- Music
- 13 Sep 06
Rogues Gallery, can be roughly – if fancifully – described as a Hallowe’en masqued ball staged on a decrepit ghost galleon. Featuring a cast of hundreds arrayed over two albums and 43 tunes, it’s an unruly assembly whose various belchings, bilgings and bemoanings lurch in tone and timbre from the bawdy to the doleful.
Interested parties will know the back story by now. Pirates Of The Caribbean director Gore Verbinski and Johnny Depp – a serious connoisseur of gypsy music, lest he be accused of actorly dilettantism – both got deeper into seafaring lore than is either sane or sanitary, and vowed to put together a record of maritime airs. Enter polymath producer Hal Willner, the latter-day link between the two Harrys Smith and Partch, and a man whose approach to themed albums (previous subjects include Poe, Mingus, Burroughs, Weill and more, every one a classic) bears more relation to the staging of bizarre interplanetary radio plays than the usual mixum-gatherums.
The result, Rogues Gallery, can be roughly – if fancifully – described as a Hallowe’en masqued ball staged on a decrepit ghost galleon. Featuring a cast of hundreds arrayed over two albums and 43 tunes, it’s an unruly assembly whose various belchings, bilgings and bemoanings lurch in tone and timbre from the bawdy to the doleful. Indeed, the prevailing refrain is Tom Waits’ assessment of The Pogues’ playing on Rum Sodomy & The Lash as sounding like sailors on shore leave.
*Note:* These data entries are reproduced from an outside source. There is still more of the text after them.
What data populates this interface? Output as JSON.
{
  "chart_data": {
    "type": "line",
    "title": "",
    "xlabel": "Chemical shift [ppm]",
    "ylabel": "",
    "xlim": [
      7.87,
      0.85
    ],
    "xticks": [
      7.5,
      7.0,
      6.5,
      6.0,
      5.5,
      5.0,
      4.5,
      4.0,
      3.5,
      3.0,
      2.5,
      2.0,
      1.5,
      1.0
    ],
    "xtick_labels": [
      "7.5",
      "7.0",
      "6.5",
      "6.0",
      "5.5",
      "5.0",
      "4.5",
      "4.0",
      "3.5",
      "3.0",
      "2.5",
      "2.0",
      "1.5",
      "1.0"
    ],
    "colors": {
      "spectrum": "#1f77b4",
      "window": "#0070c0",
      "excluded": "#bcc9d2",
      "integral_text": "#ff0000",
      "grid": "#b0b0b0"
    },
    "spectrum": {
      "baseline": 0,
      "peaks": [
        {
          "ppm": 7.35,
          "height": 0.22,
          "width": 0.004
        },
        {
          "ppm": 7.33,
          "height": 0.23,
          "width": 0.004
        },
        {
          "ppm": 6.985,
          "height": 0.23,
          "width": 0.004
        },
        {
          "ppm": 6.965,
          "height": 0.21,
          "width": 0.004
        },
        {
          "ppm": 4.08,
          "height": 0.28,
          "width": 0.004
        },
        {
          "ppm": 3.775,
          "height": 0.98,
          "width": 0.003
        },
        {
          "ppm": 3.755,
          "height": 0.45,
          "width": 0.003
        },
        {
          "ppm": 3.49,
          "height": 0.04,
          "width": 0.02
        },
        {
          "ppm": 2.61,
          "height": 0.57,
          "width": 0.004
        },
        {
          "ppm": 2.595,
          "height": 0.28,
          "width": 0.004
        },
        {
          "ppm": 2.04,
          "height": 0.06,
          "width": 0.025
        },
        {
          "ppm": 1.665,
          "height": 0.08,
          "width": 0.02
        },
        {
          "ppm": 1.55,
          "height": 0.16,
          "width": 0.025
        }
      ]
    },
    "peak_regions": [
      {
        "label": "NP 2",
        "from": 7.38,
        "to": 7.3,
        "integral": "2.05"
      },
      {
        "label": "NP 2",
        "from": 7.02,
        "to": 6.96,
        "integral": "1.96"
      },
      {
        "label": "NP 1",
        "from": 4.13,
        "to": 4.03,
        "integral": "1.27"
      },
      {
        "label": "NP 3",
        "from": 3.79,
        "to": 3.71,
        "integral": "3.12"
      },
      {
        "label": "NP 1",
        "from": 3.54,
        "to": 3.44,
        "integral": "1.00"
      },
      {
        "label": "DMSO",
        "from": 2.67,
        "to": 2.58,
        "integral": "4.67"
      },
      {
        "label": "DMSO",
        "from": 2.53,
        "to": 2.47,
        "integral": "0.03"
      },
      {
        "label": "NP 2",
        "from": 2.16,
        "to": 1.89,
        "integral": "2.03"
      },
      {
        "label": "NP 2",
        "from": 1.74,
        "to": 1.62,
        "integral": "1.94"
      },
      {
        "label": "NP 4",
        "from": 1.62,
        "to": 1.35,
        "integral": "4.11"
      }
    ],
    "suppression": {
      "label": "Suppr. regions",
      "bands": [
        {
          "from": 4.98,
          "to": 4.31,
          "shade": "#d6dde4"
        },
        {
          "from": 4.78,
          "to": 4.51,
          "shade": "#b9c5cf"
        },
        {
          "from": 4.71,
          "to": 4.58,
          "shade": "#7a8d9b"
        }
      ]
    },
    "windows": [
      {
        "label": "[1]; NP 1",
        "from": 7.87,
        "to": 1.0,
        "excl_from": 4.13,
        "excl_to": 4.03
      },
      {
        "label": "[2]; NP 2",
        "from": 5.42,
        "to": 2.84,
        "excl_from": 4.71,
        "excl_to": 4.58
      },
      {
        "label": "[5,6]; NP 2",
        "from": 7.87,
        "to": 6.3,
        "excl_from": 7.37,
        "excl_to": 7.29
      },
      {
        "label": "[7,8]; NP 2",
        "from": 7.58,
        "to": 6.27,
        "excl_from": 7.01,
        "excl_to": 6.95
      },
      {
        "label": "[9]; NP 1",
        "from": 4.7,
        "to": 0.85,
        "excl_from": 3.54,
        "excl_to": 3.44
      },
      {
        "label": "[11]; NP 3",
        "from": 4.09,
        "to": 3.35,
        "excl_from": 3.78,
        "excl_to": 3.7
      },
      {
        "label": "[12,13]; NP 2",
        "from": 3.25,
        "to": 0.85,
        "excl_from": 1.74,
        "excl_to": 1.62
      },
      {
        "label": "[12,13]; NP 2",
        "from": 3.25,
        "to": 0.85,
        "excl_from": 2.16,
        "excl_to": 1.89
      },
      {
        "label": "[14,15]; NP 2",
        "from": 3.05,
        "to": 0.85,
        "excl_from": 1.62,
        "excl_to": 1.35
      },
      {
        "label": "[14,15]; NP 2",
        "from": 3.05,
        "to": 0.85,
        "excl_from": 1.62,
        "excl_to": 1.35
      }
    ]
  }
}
A pungent reek clings to these songs like the smell of the fishheads and tails strewn throughout Brel’s ‘Port Of Amsterdam’.
So, you get Gavin Friday doing an unexpurgated, addictive and absolutely filthy ‘Baltimore Whores’, closely rivalled in the ribaldry stakes by Loudon Wainwright’s ‘Good Ship Venus’. You’ve got Nick Cave bellowing about the scourge of the syph (‘Fire Down Below’) while Baby Gramps does Beefheart-on-sea (“Now the Cape Cod girls don’t use no pills/They get their pep from the codfish gills”).
It gets weirder. Character actor par excellence John C. Reilly acquits himself with honours on a brace of tunes, the wonderfully named Jack Shit rollicks through ‘Boney Was A Warrior’ with utter contempt for folk protocol, while Jarvis Cocker contributes the distortion-heavy dirge ‘A Drop Of Nelson’s Blood’ (Nelson’s body was preserved in a cask of rum after he was killed in the Battle Of Trafalgar; legend has it that when the ship put to port, the body was intact but the rum was all gone). All that’s missing is Ralph Steadman popping in to supply grisly visuals. Hang on, that is Ralph Steadman, singing the devil out of a macabre ballad from a time when it was technically legal to eat the cabin boy if supplies ran out.
But it’s not all wanton grotesquerie. This is also a scholarly folk artefact, albeit one divested of the preciousness that occasionally plagues such endeavours. Hence the inclusion of craftsmen and women from northern English folk streams (Richard Thompson, Eliza and Martin Carthy, Bryan Ferry and Sting shucking off their respective designer baggage), and a handful of artists who apparently drifted in off Nova Scotia trade routes: the McGarrigles and Wainwrights, plus – praise be! – the divine Mary Margaret O’ Hara, frozen as a figurehead on a prow, approximating the loveliest, loneliest bowed saw you never heard on ‘The Cry Of Man’. Mind you, she’s closely matched for pathos by Andrea Corr, who operates a capella and exhibits exquisite ornamentation on ‘Caroline And Her Young Sailor Bold’.
There are a few misfires, but overall Rogues Gallery works as a sort of calenture, an aural hallucination where the eschatological meets the scatological, where Elizabethan smut gets censored by Victorian prudes and reinserted by wicked historians, where laments become rave-ups soused with the overwhelming reek of brandy, whale blubber, bodily fluids, broken hearts and bloated cadavers.
There’s another one of these due out next year. Consider me press-ganged.